Exact, songea Rigg. Umbo et moi avons effectué nos premiers essais lorsque notre complémentarité – notre besoin de cohésion – nous est apparue comme une évidence. Puis on s’est mis à essayer chacun de notre côté, à se passer l’un de l’autre, et les premiers couacs sont survenus.
« Maintenant, il est de mon devoir de vous avertir d’un petit… problème s’étant produit à notre départ de la bibliothèque, annonça Miche.
— Un problème ? débita Rigg. Qui t’a prévenu ? Les souris ? »
Umbo imagina immédiatement le pire.
« Param ! s’écria-t-il. Que lui est-il arrivé ?
— Les Enfants d’Odin ont donné ordre aux souris de la pousser à la panique, pour qu’elle disparaisse.
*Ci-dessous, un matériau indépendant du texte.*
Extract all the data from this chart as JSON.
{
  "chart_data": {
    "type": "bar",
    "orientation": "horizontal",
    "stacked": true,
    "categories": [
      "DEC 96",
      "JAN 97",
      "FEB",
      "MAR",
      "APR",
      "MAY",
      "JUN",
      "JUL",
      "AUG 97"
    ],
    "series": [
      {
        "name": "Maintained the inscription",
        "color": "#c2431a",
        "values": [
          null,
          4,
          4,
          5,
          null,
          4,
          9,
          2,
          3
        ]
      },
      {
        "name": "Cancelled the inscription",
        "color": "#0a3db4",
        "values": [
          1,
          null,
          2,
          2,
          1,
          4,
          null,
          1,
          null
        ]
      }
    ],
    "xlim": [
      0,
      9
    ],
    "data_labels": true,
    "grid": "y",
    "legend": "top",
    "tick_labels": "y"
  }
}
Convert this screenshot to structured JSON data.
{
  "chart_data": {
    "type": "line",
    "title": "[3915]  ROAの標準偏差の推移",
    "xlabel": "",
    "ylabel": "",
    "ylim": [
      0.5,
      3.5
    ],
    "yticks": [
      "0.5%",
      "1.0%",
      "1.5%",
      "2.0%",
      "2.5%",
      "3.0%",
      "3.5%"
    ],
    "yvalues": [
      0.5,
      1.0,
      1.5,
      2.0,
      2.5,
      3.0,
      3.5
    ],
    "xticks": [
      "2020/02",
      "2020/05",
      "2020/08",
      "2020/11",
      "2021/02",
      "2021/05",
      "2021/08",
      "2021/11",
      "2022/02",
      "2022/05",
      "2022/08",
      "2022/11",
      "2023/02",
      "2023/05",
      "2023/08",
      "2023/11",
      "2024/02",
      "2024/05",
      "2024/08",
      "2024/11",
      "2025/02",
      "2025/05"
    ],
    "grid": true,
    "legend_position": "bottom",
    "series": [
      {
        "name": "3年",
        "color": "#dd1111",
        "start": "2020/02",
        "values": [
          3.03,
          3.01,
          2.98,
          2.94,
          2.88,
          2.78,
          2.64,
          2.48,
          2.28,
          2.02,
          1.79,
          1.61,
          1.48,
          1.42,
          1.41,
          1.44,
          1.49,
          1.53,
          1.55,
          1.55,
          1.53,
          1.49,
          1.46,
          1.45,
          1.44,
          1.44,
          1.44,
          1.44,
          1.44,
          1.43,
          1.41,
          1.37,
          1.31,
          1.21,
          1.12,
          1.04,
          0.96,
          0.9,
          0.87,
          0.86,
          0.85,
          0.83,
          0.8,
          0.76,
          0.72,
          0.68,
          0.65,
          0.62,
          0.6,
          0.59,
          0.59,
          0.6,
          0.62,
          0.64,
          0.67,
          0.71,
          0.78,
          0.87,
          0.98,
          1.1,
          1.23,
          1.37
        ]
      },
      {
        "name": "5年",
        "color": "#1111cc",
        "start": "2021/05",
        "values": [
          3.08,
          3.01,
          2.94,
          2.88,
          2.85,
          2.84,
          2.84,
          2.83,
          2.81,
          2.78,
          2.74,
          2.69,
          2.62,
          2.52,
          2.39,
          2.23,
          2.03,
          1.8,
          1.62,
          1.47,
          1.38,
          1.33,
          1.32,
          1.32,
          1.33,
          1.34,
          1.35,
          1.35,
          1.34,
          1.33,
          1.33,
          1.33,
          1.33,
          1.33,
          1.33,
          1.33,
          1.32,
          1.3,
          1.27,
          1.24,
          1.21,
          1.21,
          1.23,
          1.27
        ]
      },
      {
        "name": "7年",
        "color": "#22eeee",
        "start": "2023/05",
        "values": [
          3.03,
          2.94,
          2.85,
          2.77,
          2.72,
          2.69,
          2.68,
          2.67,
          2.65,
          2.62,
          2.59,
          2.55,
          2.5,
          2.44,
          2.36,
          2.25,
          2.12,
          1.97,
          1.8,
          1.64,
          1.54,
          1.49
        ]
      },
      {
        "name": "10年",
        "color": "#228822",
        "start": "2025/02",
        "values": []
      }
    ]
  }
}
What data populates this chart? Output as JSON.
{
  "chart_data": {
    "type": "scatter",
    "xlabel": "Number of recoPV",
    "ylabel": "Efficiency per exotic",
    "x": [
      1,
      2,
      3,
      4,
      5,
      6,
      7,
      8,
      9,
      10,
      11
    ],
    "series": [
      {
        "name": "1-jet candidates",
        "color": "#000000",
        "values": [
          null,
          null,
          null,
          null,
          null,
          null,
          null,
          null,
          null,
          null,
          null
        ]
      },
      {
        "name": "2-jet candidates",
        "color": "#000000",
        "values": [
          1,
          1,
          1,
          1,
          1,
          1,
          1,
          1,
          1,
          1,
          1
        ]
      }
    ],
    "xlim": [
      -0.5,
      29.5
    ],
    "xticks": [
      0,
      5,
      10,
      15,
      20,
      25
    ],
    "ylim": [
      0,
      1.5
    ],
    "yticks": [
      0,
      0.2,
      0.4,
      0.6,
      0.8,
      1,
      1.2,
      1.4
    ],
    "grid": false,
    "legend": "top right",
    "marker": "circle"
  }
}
Elles ont ensuite reçu pour consigne de placer un morceau de métal sur son chemin, là où un de ses organes vitaux réapparaîtrait au cours d’un flash de présence.
— Ils vont la tuer ! hurla Rigg.
— Les souris ne peuvent rien projeter dans un espace déjà occupé par quoi que ce soit de plus solide qu’un gaz, précisa Miche. Mais rien ne les empêche de le faire dans un espace vacant… avant que le cœur ou que le cerveau de Param ne réapparaisse, par exemple.